Solving this equation as a minimization problem will give you the desired $ {\ bf v} $. I will omit the subsequent development for solving, but this is the idea of the Horn–Schunck method.
Now, I would like to actually implement Optical Flow detection using OpenCV. We will use the Lucas–Kanade and Gunnar Farneback methods for which implementations are provided. The Gunnar Farneback method is a commonly used method of the dense type (constraints use neighboring points like the Lucas–Kanade method ...).
The sample actually implemented is placed below, but from here on, Domo-kun in NHK's CREATIVE LIBRARY as a material due to copyright issues. using.
icoxfog417/cv_tutorial/opticalflow
I'm using Python3.5, numpy1.10.4, and OpenCV3.1.0 (it's easier with Anaconda / Miniconda). However, only Matplotlib uses the previous 1.4.3. This is due to a bug in the execution of nbagg used for animation playback in the latest version 1.5.1 as of April 2016 (notebook backend figures close spontaneously # 6075. matplotlib / matplotlib / issues / 6075)).

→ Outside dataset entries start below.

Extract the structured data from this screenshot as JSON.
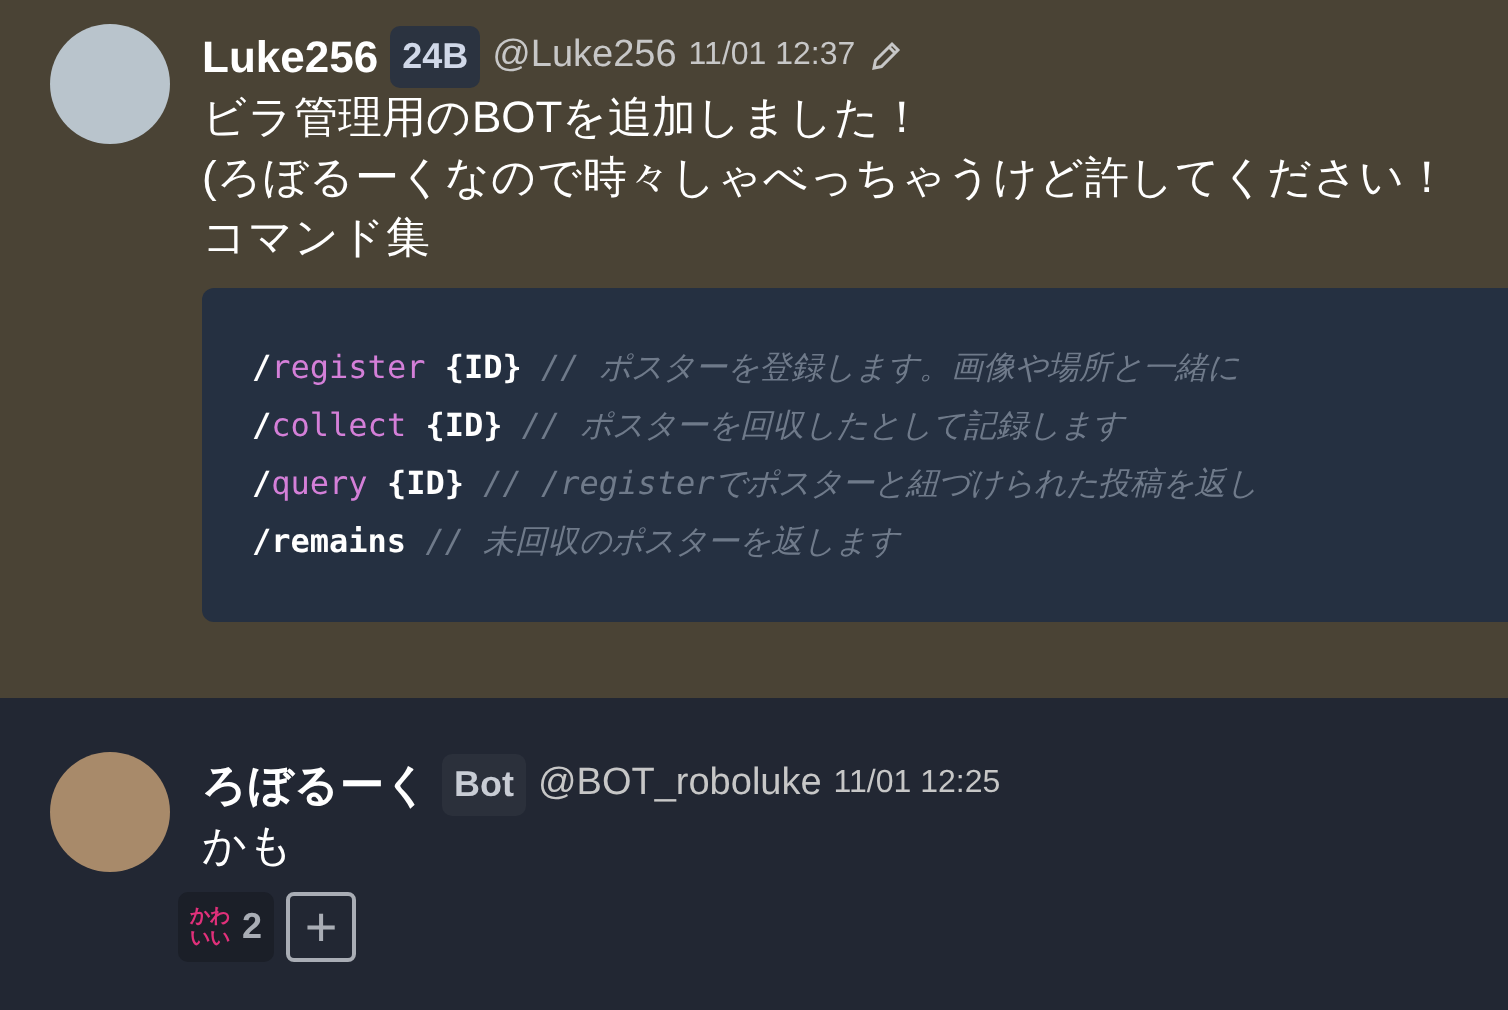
{
  "messages": [
    {
      "author": "Luke256",
      "badge": "24B",
      "handle": "@Luke256",
      "time": "11/01 12:37",
      "edited": true,
      "lines": [
        "ビラ管理用のBOTを追加しました！",
        "(ろぼるーくなので時々しゃべっちゃうけど許してください！",
        "コマンド集"
      ],
      "code": [
        [
          {
            "kind": "plain",
            "text": "/"
          },
          {
            "kind": "keyword",
            "text": "register"
          },
          {
            "kind": "plain",
            "text": " {ID}"
          },
          {
            "kind": "comment",
            "text": " // ポスターを登録します。画像や場所と一緒に"
          }
        ],
        [
          {
            "kind": "plain",
            "text": "/"
          },
          {
            "kind": "keyword",
            "text": "collect"
          },
          {
            "kind": "plain",
            "text": " {ID}"
          },
          {
            "kind": "comment",
            "text": " // ポスターを回収したとして記録します"
          }
        ],
        [
          {
            "kind": "plain",
            "text": "/"
          },
          {
            "kind": "keyword",
            "text": "query"
          },
          {
            "kind": "plain",
            "text": " {ID}"
          },
          {
            "kind": "comment",
            "text": " // /registerでポスターと紐づけられた投稿を返し"
          }
        ],
        [
          {
            "kind": "plain",
            "text": "/remains"
          },
          {
            "kind": "comment",
            "text": " // 未回収のポスターを返します"
          }
        ]
      ]
    },
    {
      "author": "ろぼるーく",
      "badge": "Bot",
      "handle": "@BOT_roboluke",
      "time": "11/01 12:25",
      "lines": [
        "かも"
      ],
      "reactions": [
        {
          "emoji": "かわいい",
          "count": "2"
        }
      ],
      "add_reaction": "+"
    }
  ]
}
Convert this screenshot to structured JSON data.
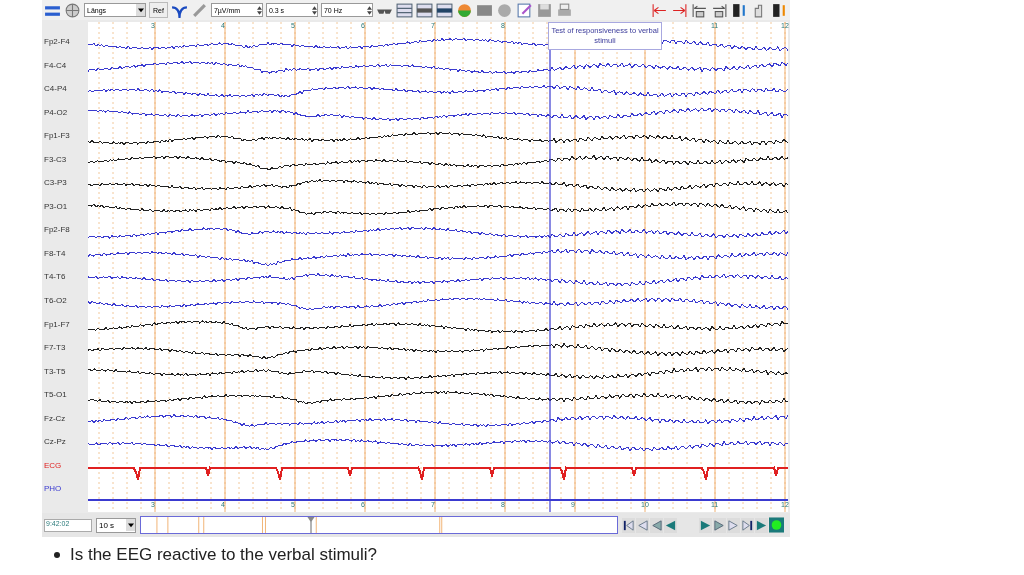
{
  "toolbar": {
    "montage": "Längs",
    "ref_button": "Ref",
    "sensitivity": "7µV/mm",
    "time_constant": "0.3 s",
    "filter": "70 Hz"
  },
  "top_ticks": [
    "3",
    "4",
    "5",
    "6",
    "7",
    "8",
    "11",
    "12"
  ],
  "channels": [
    {
      "name": "Fp2-F4",
      "color": "#3a3ad0",
      "kind": "eeg"
    },
    {
      "name": "F4-C4",
      "color": "#3a3ad0",
      "kind": "eeg"
    },
    {
      "name": "C4-P4",
      "color": "#3a3ad0",
      "kind": "eeg"
    },
    {
      "name": "P4-O2",
      "color": "#3a3ad0",
      "kind": "eeg"
    },
    {
      "name": "Fp1-F3",
      "color": "#222222",
      "kind": "eeg"
    },
    {
      "name": "F3-C3",
      "color": "#222222",
      "kind": "eeg"
    },
    {
      "name": "C3-P3",
      "color": "#222222",
      "kind": "eeg"
    },
    {
      "name": "P3-O1",
      "color": "#222222",
      "kind": "eeg"
    },
    {
      "name": "Fp2-F8",
      "color": "#3a3ad0",
      "kind": "eeg"
    },
    {
      "name": "F8-T4",
      "color": "#3a3ad0",
      "kind": "eeg"
    },
    {
      "name": "T4-T6",
      "color": "#3a3ad0",
      "kind": "eeg"
    },
    {
      "name": "T6-O2",
      "color": "#3a3ad0",
      "kind": "eeg"
    },
    {
      "name": "Fp1-F7",
      "color": "#222222",
      "kind": "eeg"
    },
    {
      "name": "F7-T3",
      "color": "#222222",
      "kind": "eeg"
    },
    {
      "name": "T3-T5",
      "color": "#222222",
      "kind": "eeg"
    },
    {
      "name": "T5-O1",
      "color": "#222222",
      "kind": "eeg"
    },
    {
      "name": "Fz-Cz",
      "color": "#3a3ad0",
      "kind": "eeg"
    },
    {
      "name": "Cz-Pz",
      "color": "#3a3ad0",
      "kind": "eeg"
    },
    {
      "name": "ECG",
      "color": "#e02020",
      "kind": "ecg"
    },
    {
      "name": "PHO",
      "color": "#3a3ad0",
      "kind": "pho"
    }
  ],
  "annotation": "Test of responsiveness to verbal stimuli",
  "bottom_ticks": [
    "3",
    "4",
    "5",
    "6",
    "7",
    "8",
    "9",
    "10",
    "11",
    "12"
  ],
  "navigation": {
    "time": "9:42:02",
    "page_length": "10 s"
  },
  "bullet": "Is the EEG reactive to the verbal stimuli?"
}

As for the implementation, the basics are as in the OpenCV tutorial. First, from the Lucas–Kanade method.
You're running. .. .. You can see that the trajectory can be tracked. The Lucas–Kanade method detects feature points and estimates the optical flow from points around them. Therefore, the important processing is the following two points.
Note that feature points may not be detected, of course (if not detected, None
will be returned). Also, anything that cuts into the video from the middle was not detected. Keep in mind that what you track must be visible from the beginning (I've tried a lot, but I'm not sure why).
If you find a dense Optical Flow by the Gunnar Farneback method, you can capture the whole movement more like the following.
As an aside, the VideoCapture
used to load the video can also pass the image file. I can do it. For example, if you specify ʻimg_% 02d.jpg, the files with serial numbers such as ʻimg_01.jpg
, ʻimg_02.jpg` ... will be read automatically. You can easily make flipbooks with this, so it's fun to give it a try.
That is all for the explanation. Please try to capture the memorable movements!